Au lendemain de la chute du gouvernement Bayrou, le constat est sans appel : le récit qui voulait opposer « le chaos à la responsabilité » n’aura convaincu ni l’Assemblée ni le pays. Brandir la dette comme une apocalypse imminente a entériné l’image d’une droite qui parle au portefeuille des marchés plus qu’aux difficultés des ménages. Les Français serrent les dents, mais ne se sentent pas coupables de l’addition. Et pour cause.

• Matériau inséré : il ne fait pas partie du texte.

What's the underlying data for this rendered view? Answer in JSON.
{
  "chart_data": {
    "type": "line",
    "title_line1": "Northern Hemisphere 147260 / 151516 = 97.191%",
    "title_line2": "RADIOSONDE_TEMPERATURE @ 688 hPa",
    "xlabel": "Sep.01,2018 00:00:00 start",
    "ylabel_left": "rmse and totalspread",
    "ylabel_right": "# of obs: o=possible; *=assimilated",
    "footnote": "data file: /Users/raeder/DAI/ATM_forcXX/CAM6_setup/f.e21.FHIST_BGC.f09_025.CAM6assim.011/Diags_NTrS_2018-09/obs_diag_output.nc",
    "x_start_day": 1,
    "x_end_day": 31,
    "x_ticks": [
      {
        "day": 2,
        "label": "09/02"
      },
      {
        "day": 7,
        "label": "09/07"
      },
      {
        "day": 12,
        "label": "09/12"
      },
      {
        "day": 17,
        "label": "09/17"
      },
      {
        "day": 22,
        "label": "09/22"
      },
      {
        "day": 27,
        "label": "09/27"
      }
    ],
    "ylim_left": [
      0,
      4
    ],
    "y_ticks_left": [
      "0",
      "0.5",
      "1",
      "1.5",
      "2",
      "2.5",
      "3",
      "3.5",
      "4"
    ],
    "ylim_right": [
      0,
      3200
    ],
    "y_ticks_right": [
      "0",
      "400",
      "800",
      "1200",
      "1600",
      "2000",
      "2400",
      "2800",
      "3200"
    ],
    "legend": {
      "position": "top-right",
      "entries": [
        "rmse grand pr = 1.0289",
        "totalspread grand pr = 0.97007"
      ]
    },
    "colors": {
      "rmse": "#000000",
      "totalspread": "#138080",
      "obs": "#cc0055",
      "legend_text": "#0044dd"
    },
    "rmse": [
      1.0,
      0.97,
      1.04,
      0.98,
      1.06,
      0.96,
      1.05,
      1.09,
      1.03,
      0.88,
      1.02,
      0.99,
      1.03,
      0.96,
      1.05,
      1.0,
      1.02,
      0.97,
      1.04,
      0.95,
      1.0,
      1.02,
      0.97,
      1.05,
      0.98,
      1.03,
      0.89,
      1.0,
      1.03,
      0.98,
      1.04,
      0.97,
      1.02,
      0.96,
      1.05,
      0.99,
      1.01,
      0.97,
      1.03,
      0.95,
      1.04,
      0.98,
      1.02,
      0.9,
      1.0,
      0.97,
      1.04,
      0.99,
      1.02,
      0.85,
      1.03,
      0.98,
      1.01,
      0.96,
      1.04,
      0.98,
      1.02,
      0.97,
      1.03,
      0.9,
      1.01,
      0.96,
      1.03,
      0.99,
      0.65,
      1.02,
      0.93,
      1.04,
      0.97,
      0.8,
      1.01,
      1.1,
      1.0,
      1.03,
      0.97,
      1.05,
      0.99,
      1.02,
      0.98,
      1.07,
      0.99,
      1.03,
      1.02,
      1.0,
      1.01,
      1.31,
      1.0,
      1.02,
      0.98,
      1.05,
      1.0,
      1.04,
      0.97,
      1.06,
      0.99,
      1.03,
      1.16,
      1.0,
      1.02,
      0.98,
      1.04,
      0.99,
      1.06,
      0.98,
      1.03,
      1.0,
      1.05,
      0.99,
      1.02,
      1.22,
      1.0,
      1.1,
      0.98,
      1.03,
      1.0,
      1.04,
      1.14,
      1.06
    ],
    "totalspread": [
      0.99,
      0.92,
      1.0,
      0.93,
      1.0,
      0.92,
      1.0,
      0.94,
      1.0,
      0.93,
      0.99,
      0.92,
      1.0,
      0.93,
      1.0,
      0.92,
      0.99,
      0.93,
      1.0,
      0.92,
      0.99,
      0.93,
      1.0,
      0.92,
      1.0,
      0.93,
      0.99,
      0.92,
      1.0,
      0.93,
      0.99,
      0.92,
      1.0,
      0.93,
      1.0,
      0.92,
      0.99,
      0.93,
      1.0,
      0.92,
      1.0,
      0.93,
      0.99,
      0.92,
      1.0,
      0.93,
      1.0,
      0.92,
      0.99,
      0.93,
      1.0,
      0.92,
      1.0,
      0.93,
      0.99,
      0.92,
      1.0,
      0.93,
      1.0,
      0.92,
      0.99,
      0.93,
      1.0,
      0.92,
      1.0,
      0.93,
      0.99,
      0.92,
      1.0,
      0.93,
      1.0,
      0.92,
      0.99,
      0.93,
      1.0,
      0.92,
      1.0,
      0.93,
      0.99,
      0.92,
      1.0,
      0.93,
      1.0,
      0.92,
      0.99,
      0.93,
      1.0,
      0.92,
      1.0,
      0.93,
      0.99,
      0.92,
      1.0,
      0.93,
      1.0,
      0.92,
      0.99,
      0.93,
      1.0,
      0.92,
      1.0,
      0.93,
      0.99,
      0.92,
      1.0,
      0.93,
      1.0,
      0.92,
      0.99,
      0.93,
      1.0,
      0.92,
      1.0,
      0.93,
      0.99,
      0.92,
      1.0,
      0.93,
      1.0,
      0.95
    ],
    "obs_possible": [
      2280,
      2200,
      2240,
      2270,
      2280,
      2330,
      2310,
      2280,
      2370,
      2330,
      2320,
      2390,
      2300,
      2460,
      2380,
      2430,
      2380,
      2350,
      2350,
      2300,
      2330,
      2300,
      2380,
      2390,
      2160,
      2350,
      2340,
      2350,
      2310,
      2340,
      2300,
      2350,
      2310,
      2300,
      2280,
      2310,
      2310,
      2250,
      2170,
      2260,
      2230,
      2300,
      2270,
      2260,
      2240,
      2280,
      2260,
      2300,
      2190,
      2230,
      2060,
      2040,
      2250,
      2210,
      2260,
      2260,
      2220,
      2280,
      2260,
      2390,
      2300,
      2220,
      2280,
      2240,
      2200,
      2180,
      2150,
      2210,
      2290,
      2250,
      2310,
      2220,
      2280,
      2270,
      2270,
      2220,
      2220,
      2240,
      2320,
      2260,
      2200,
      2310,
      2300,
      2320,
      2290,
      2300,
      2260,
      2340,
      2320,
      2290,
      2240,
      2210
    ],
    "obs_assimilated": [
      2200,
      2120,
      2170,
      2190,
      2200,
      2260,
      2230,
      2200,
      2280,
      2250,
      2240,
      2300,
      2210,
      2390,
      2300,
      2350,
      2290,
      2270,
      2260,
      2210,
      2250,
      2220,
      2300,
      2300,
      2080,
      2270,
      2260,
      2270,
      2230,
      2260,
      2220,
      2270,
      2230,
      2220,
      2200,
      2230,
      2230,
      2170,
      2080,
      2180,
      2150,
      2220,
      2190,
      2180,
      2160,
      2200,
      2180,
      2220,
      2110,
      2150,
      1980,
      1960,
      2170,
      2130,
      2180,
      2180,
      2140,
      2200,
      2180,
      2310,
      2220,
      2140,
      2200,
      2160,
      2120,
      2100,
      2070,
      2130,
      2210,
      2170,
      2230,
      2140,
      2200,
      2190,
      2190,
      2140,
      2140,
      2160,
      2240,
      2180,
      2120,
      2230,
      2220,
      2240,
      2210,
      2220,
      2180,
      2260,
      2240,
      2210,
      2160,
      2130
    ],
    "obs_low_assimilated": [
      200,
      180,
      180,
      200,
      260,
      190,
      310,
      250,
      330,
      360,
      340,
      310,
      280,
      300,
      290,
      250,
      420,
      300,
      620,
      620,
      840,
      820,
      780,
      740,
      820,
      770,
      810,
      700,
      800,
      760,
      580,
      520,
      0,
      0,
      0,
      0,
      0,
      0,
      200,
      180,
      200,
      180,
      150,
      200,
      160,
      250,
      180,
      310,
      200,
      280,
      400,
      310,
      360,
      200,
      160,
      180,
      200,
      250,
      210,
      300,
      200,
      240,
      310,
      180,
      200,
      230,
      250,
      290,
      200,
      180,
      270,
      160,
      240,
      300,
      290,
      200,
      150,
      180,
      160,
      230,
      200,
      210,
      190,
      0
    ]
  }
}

Non, la « dépense sociale » n’a pas flambé
L’inquiétude est pourtant réelle : 82 % des Français jugent urgent de réduire la dette, selon Bercy qui se base sur une étude de fin 2024 de l’Institut Elabe. Mais les sondés pointent d’abord la responsabilité des gouvernements successifs. Les dernières enquêtes placent nettement l’exécutif et les choix politiques en tête des causes perçues de l’endettement. Autrement dit, pression pour agir oui, culpabilisation non.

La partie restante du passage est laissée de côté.